Vidigal’s GASCO Holds Firm

Seated in what was a widely used community movie theater, Bernadete Soares Pereira gestures toward a headless socket on the wall. She took down the projector and related furniture and devices in order to safeguard them should the government return to evict them. Roughly two months ago, Bernadete’s formally-established NGO GASCO (Community Action Social Group) was served notice to leave their building in the community of Vidigal, where they’ve run sports, educational and development programs since 2007, servicing some 200 students per day. The notice states that the building belongs to the municipality, yet it is common knowledge that the site sat unused for years until Bernadete reclaimed it. Aware of the uncertainty of the legal status of the site, Bernadete repeatedly tried to open a dialogue with local government officials in order to formalize her NGO’s use of the site, but these attempts were ignored. Instead, once the community was occupied by the police to expel Vidigal’s drug traffic and establish the UPP (Pacifying Police Unit) in early November, GASCO was served with an eviction notice. Many here suspect that next October’s mayoral elections have something to do with it and that once evacuated the site would be used for electioneering purposes.

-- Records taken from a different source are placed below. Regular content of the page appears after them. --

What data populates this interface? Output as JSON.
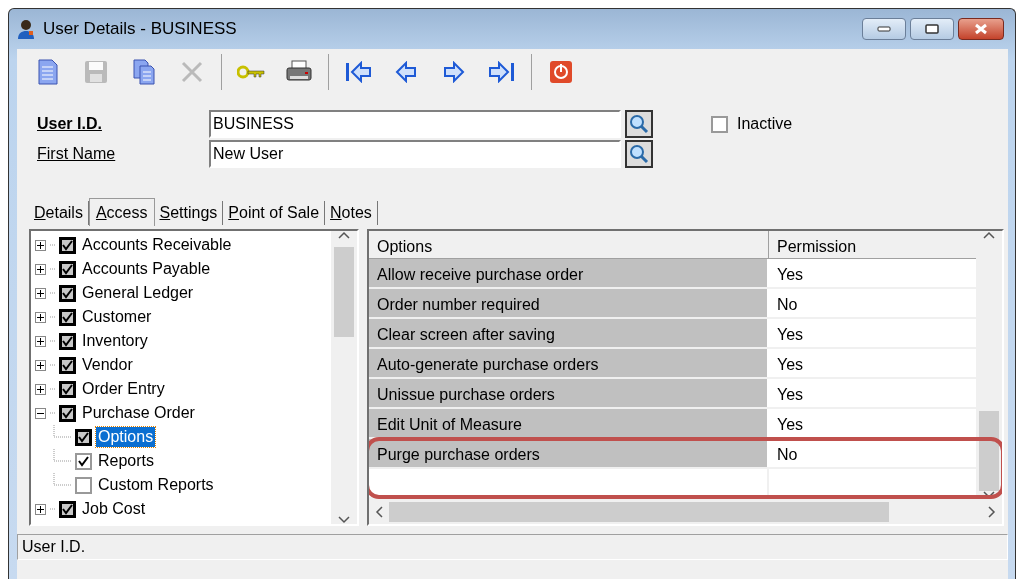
{
  "window": {
    "title": "User Details - BUSINESS"
  },
  "toolbar": [
    {
      "kind": "new",
      "disabled": false
    },
    {
      "kind": "save",
      "disabled": true
    },
    {
      "kind": "copy",
      "disabled": false
    },
    {
      "kind": "delete",
      "disabled": true
    },
    {
      "kind": "separator"
    },
    {
      "kind": "key",
      "disabled": false
    },
    {
      "kind": "print",
      "disabled": false
    },
    {
      "kind": "separator"
    },
    {
      "kind": "first",
      "disabled": false
    },
    {
      "kind": "previous",
      "disabled": false
    },
    {
      "kind": "next",
      "disabled": false
    },
    {
      "kind": "last",
      "disabled": false
    },
    {
      "kind": "separator"
    },
    {
      "kind": "exit",
      "disabled": false
    }
  ],
  "form": {
    "fields": [
      {
        "label": "User I.D.",
        "required": true,
        "value": "BUSINESS"
      },
      {
        "label": "First Name",
        "required": false,
        "value": "New User"
      }
    ],
    "inactive": {
      "label": "Inactive",
      "checked": false
    }
  },
  "tabs": [
    {
      "label": "Details",
      "selected": false
    },
    {
      "label": "Access",
      "selected": true
    },
    {
      "label": "Settings",
      "selected": false
    },
    {
      "label": "Point of Sale",
      "selected": false
    },
    {
      "label": "Notes",
      "selected": false
    }
  ],
  "tree": [
    {
      "label": "Accounts Receivable",
      "checked": true,
      "expanded": false,
      "selected": false
    },
    {
      "label": "Accounts Payable",
      "checked": true,
      "expanded": false,
      "selected": false
    },
    {
      "label": "General Ledger",
      "checked": true,
      "expanded": false,
      "selected": false
    },
    {
      "label": "Customer",
      "checked": true,
      "expanded": false,
      "selected": false
    },
    {
      "label": "Inventory",
      "checked": true,
      "expanded": false,
      "selected": false
    },
    {
      "label": "Vendor",
      "checked": true,
      "expanded": false,
      "selected": false
    },
    {
      "label": "Order Entry",
      "checked": true,
      "expanded": false,
      "selected": false
    },
    {
      "label": "Purchase Order",
      "checked": true,
      "expanded": true,
      "selected": false,
      "children": [
        {
          "label": "Options",
          "checked": true,
          "selected": true
        },
        {
          "label": "Reports",
          "checked": true,
          "selected": false
        },
        {
          "label": "Custom Reports",
          "checked": false,
          "selected": false
        }
      ]
    },
    {
      "label": "Job Cost",
      "checked": true,
      "expanded": false,
      "selected": false
    }
  ],
  "grid": {
    "columns": [
      "Options",
      "Permission"
    ],
    "rows": [
      {
        "option": "Allow receive purchase order",
        "permission": "Yes",
        "highlighted": false
      },
      {
        "option": "Order number required",
        "permission": "No",
        "highlighted": false
      },
      {
        "option": "Clear screen after saving",
        "permission": "Yes",
        "highlighted": false
      },
      {
        "option": "Auto-generate purchase orders",
        "permission": "Yes",
        "highlighted": false
      },
      {
        "option": "Unissue purchase orders",
        "permission": "Yes",
        "highlighted": false
      },
      {
        "option": "Edit Unit of Measure",
        "permission": "Yes",
        "highlighted": false
      },
      {
        "option": "Purge purchase orders",
        "permission": "No",
        "highlighted": true
      }
    ]
  },
  "status_bar": "User I.D."
}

On Friday, January 13th, Bernadete offered a tour of the community center to a group of foreign journalists and visiting westerners. On a previous visit, the fenced-off court was bursting with families watching their children compete in a GASCO sponsored volleyball tournament. Today, most of the facilities sat idle, the classrooms empty, the computer lab unused. Summer classes had been canceled due to the uncertainty caused by the pending eviction. Since receiving notification, Bernadete has been busy consolidating community and outside support for GASCO.

On November 29th, a protest was held in favor of keeping the building in GASCO hands. Bernadete has also been successful in garnering support from within government. Her case has been taken up by four public defenders and she is requesting a letter of support from the office of Child Protective Services. When garbage trucks showed up at the entrance of the community, headed for GASCO, intent on beginning the eviction, they were repulsed by the tenant-coronel of the Shock Police (Batalhão de Polícia de Choque – Brazil’s elite police unit) currently controlling the neighborhood, who asked the truck driver for a judge’s order authorizing their mission. There was none, so they had to leave. This schizophrenic response by the government belies a lack of communication between local offices. However, in an odd way, this points to progress. In years past, communities like Vidigal had no recourse when faced with unpopular government decisions. Now, even they have built in-roads into formal power structures.

Around the courts, some children play pick-up soccer. A gaggle of young girls, on break from school, attach themselves to the visitors, quickly relieving them of their cameras and sunglasses in order to take glamor shots of each other. Not far from them, a unit of Shock officers grill their lunch from their outpost overlooking the courts. Shock officers are polite and courteous to the visitors. Soon, the girls are on them, flashing pictures of their friends giving bunny ears to men with guns. In another world, this would seem strange, but in Vidigal somehow this absurdity makes sense. The Shock police will shortly be replaced by UPP (Policy Pacifying Unit) officers as the community completes the “pacification” process.

Blue signs alert the public of the government’s plans to reinforce the cliff faces to prevent rockslides, a huge concern among residents. The government put up the signs soon after the pacification of Vidigal in November. The signs remain, but to date no work has begun. For the most part, over generations, the promise of the provision of government services has remained just that. Occasionally, they send in men with guns, but they never stay, making them more of a novelty than a sign of improved future security. There is hope this time is different, and that the other promised services follow shortly.

The tour ends and Bernedete insists on escorting the visitors down the mountain. The trip takes twice as long because Bernedete is constantly stopped by vendors, taxi drivers, hair dressers, and families returning from a day at work, all wanting to share the latest gossip, all offering their support. Spending even a day in Vidigal, one is reminded quickly and often why favelas are the only neighborhoods in Rio referred to as “communities.” Everybody knows everybody, for better or worse, and secrets are hard to come by. You are judged by what you have done, not by what you say you will do. While Bernadete’s title is self-imposed, it is clear that she holds a sway not possessed by an absentee mayor. This begs the question: what is more valuable in real terms, an existing community institution that served 7000 youth in 4 years and continues expanding its services by the week, or a ribbon-cutting ceremony?